Ethernet has come a long way since it was first introduced, but even now, it is just getting started.
The limits of Ethernet’s capacity are few, and as improvements in electronics have come about, Ethernet networks have evolved to offer more capacity, more availability, and have become more essential for doing business — and gaining a competitive edge. While the original Ethernet specification provided a bandwidth increment of 10 megabits per second (Mbps), the current standard is 1,000 Mbps — otherwise known as “Gigabit Ethernet.” And as always, Ethernet is all about interoperability: Different types of equipment, from different manufacturers, easily and seamlessly work together.

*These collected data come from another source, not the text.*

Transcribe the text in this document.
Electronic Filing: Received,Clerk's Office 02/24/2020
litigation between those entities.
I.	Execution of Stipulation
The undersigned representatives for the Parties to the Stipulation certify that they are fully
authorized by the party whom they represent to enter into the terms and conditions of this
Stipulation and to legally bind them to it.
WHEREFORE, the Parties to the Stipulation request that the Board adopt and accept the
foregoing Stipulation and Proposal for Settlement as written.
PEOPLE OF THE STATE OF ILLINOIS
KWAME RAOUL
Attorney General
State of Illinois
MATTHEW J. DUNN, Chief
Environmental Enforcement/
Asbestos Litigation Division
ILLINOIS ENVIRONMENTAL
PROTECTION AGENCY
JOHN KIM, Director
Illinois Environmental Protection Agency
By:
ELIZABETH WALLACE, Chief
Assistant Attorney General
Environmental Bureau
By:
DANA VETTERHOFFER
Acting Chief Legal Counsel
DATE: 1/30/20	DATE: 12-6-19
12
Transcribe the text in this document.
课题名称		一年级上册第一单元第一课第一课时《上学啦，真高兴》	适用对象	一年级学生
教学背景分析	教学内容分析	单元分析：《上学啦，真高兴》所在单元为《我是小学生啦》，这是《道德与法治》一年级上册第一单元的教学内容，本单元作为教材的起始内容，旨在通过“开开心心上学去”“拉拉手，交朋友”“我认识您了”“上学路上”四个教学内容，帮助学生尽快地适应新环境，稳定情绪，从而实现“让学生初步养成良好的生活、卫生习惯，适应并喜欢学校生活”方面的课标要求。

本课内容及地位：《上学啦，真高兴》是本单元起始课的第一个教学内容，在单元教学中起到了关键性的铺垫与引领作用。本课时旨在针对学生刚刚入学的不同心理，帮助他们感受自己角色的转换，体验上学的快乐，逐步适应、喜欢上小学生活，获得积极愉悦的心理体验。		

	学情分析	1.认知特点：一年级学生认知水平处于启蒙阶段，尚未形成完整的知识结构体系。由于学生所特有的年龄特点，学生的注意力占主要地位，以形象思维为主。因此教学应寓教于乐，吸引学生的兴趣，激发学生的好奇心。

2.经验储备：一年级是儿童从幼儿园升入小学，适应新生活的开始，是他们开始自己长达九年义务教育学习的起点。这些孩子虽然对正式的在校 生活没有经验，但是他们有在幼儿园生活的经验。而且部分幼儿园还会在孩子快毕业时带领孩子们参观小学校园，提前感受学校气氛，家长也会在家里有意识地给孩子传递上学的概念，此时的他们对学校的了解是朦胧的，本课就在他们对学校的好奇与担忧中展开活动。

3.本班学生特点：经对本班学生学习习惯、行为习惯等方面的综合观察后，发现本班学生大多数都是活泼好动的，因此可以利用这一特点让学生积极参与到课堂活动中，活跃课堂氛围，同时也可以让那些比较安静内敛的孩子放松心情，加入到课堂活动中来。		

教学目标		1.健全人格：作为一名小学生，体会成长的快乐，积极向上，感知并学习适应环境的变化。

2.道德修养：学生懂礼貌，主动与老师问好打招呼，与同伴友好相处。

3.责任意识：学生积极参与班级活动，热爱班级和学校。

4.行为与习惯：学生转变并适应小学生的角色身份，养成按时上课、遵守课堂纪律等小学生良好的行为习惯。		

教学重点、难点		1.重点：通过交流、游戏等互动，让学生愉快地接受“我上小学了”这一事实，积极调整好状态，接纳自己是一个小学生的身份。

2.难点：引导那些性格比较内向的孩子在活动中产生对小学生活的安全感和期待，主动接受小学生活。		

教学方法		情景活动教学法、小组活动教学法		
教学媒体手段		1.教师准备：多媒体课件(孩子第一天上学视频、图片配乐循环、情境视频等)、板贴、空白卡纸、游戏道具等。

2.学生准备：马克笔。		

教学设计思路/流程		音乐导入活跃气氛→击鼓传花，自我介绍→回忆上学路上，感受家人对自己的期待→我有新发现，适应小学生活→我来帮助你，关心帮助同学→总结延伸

Gigabit Ethernet would have been almost unimaginable not too long ago, but today, virtually every device and interface connected to a network supports it — from laptops to data center servers. It’s a remarkable achievement, yet as businesses increasingly embrace new tools that drive their business, like cloud and virtualization, they’ll need even more capacity and better performance. Ethernet will deliver them.
Hardware that can support 40 and even 100 Gigabit Ethernet (GbE) is available from a few vendors, and a push for yet another once-unimaginable threshold — 400 GbE — is the subject of a standards-setting effort within the IEEE, the organization charged with creating global network technology specifications. In 2013, Comcast Business completed one of the first live network trials of a 1 Terabit optical transmission over a 620 mile circuit. That was just a trial, but the point is that unlike in the 70s and 80s, the wide area network is no longer the limiting factor in distributed computing.

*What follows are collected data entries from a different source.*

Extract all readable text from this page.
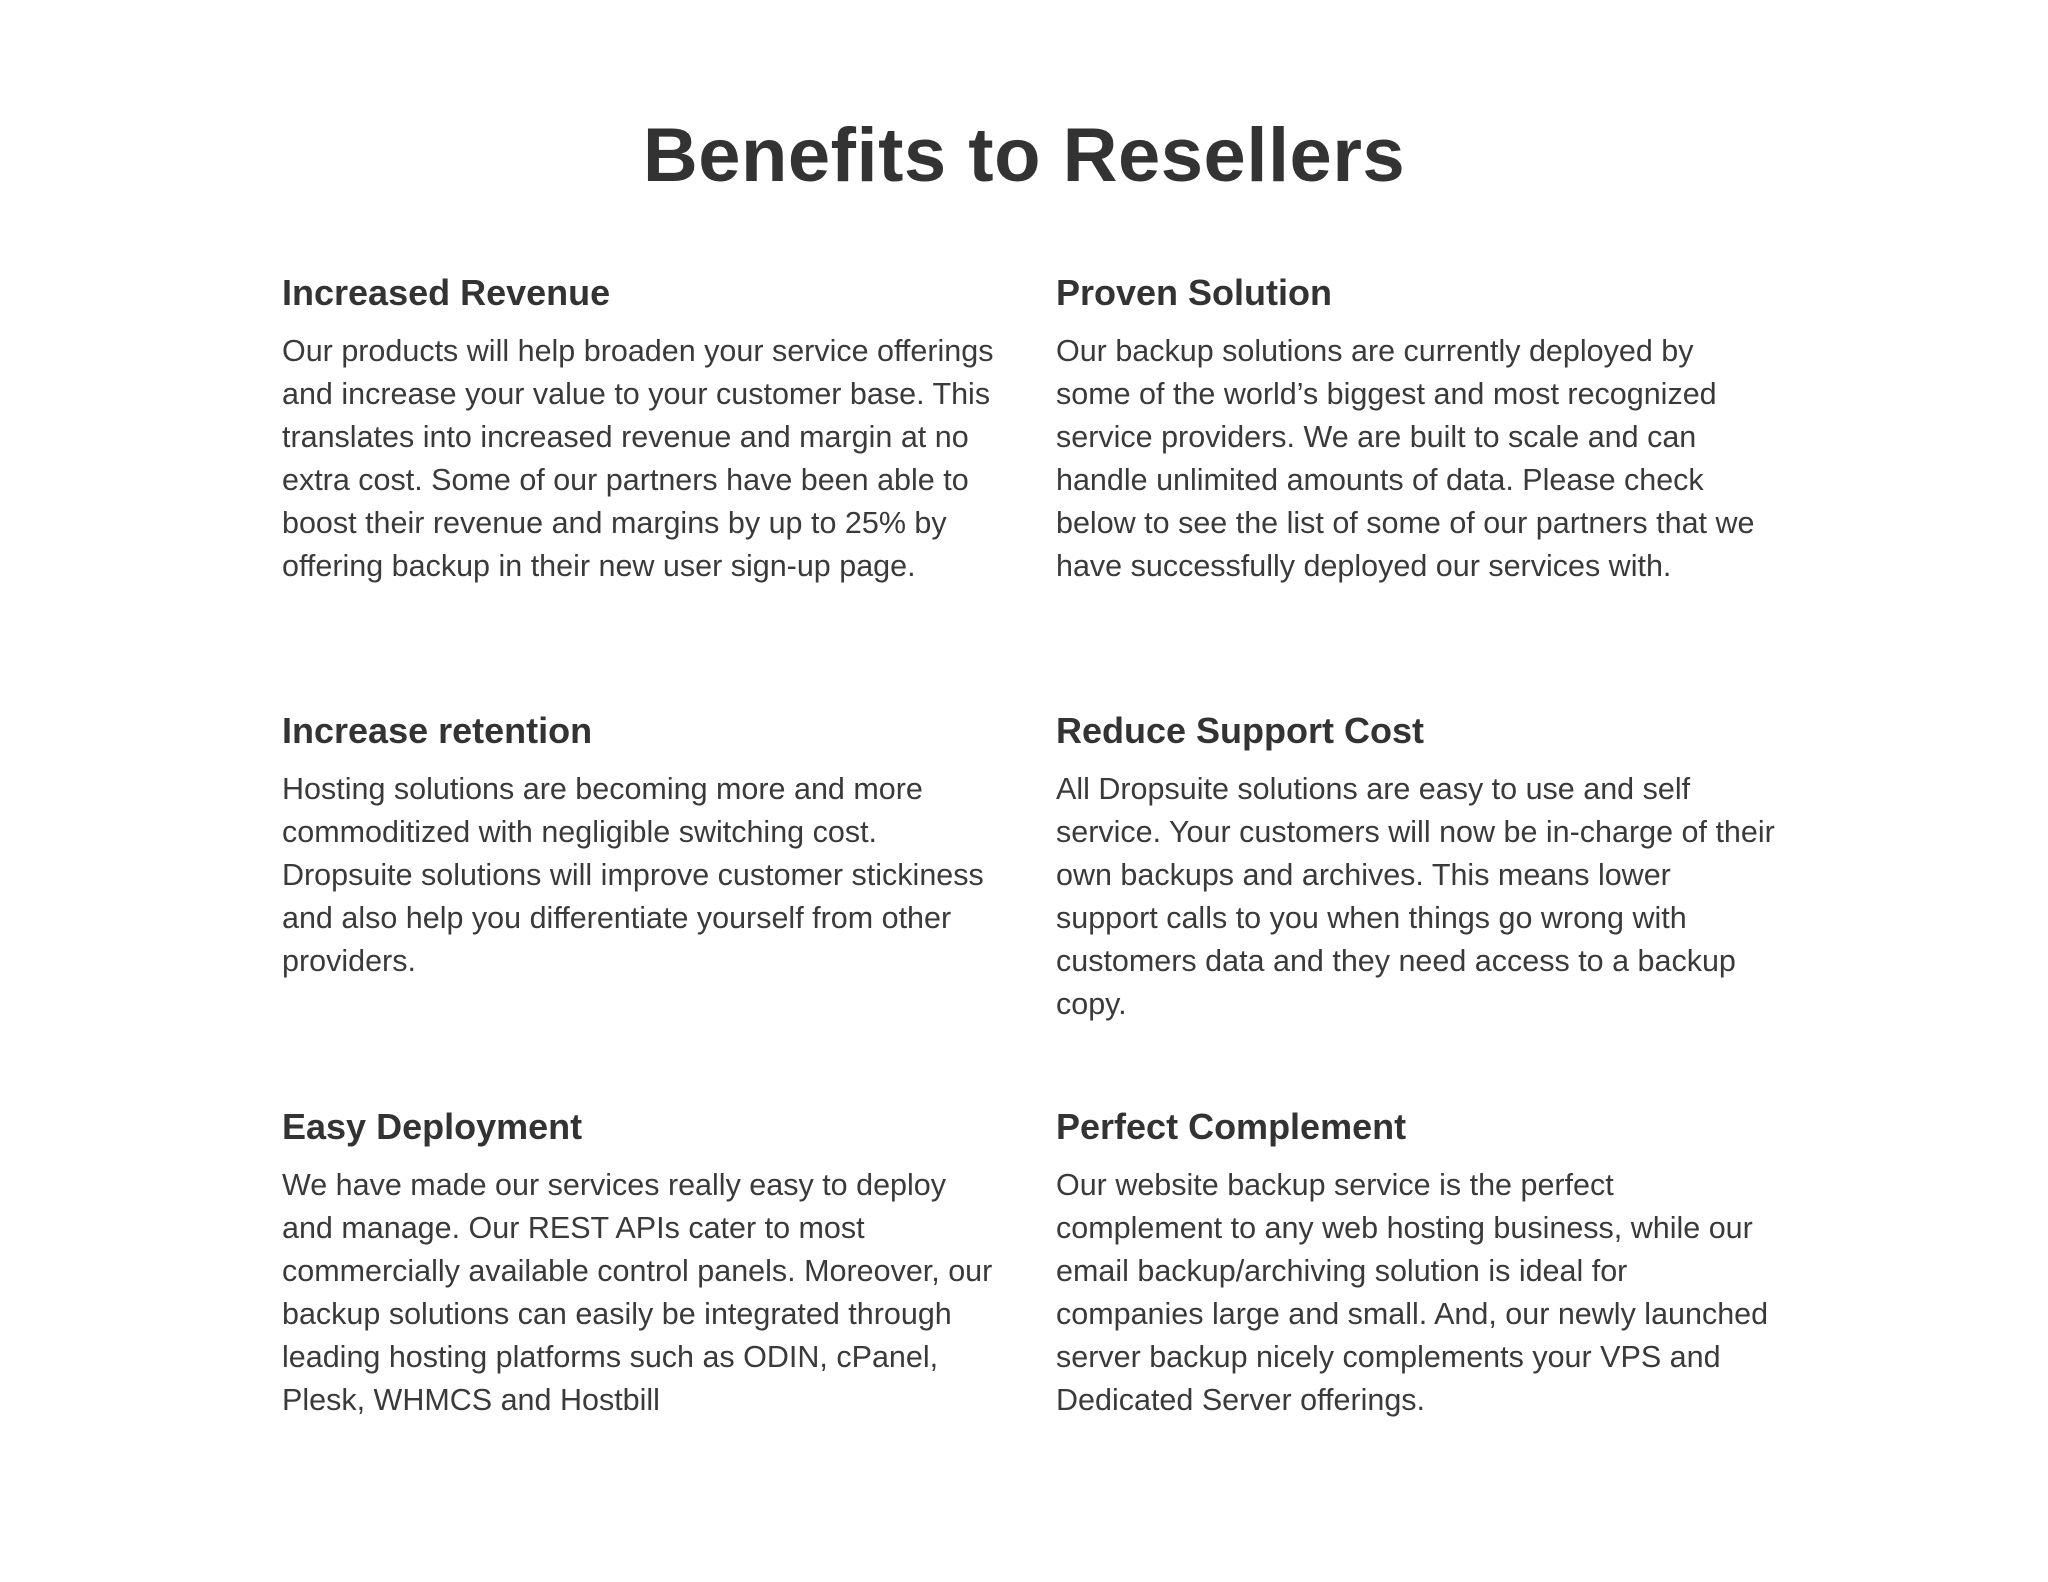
Benefits to Resellers
Increased Revenue

Our products will help broaden your service offerings and increase your value to your customer base. This translates into increased revenue and margin at no extra cost. Some of our partners have been able to boost their revenue and margins by up to 25% by offering backup in their new user sign-up page.

Proven Solution

Our backup solutions are currently deployed by some of the world’s biggest and most recognized service providers. We are built to scale and can handle unlimited amounts of data. Please check below to see the list of some of our partners that we have successfully deployed our services with.

Increase retention

Hosting solutions are becoming more and more commoditized with negligible switching cost. Dropsuite solutions will improve customer stickiness and also help you differentiate yourself from other providers.

Reduce Support Cost

All Dropsuite solutions are easy to use and self service. Your customers will now be in-charge of their own backups and archives. This means lower support calls to you when things go wrong with customers data and they need access to a backup copy.

Easy Deployment

We have made our services really easy to deploy and manage. Our REST APIs cater to most commercially available control panels. Moreover, our backup solutions can easily be integrated through leading hosting platforms such as ODIN, cPanel, Plesk, WHMCS and Hostbill

Perfect Complement

Our website backup service is the perfect complement to any web hosting business, while our email backup/archiving solution is ideal for companies large and small. And, our newly launched server backup nicely complements your VPS and Dedicated Server offerings.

Today’s businesses understand just how important the network is to their success and their growth. Cloud services, e-commerce, business continuity, and the increasingly far-flung footprints of companies require robust, reliable, and low-latency connections. Businesses need a network that makes the data and applications they rely on perform like they are all in the same building — and supports fast and efficient interaction with customers and clients. They’ll need a network, too, that can grow as the traffic grows. IBM says that 90 percent of all the data that exists in the world today was created in the last two years. So expandability is critical, allowing business to meet increasing demands without sacrificing performance. Ethernet can be that dynamic network platform from which critical applications are launched and supported, today and into the future.
Ethernet has come a long way since it was first introduced, but even now, it is just getting started.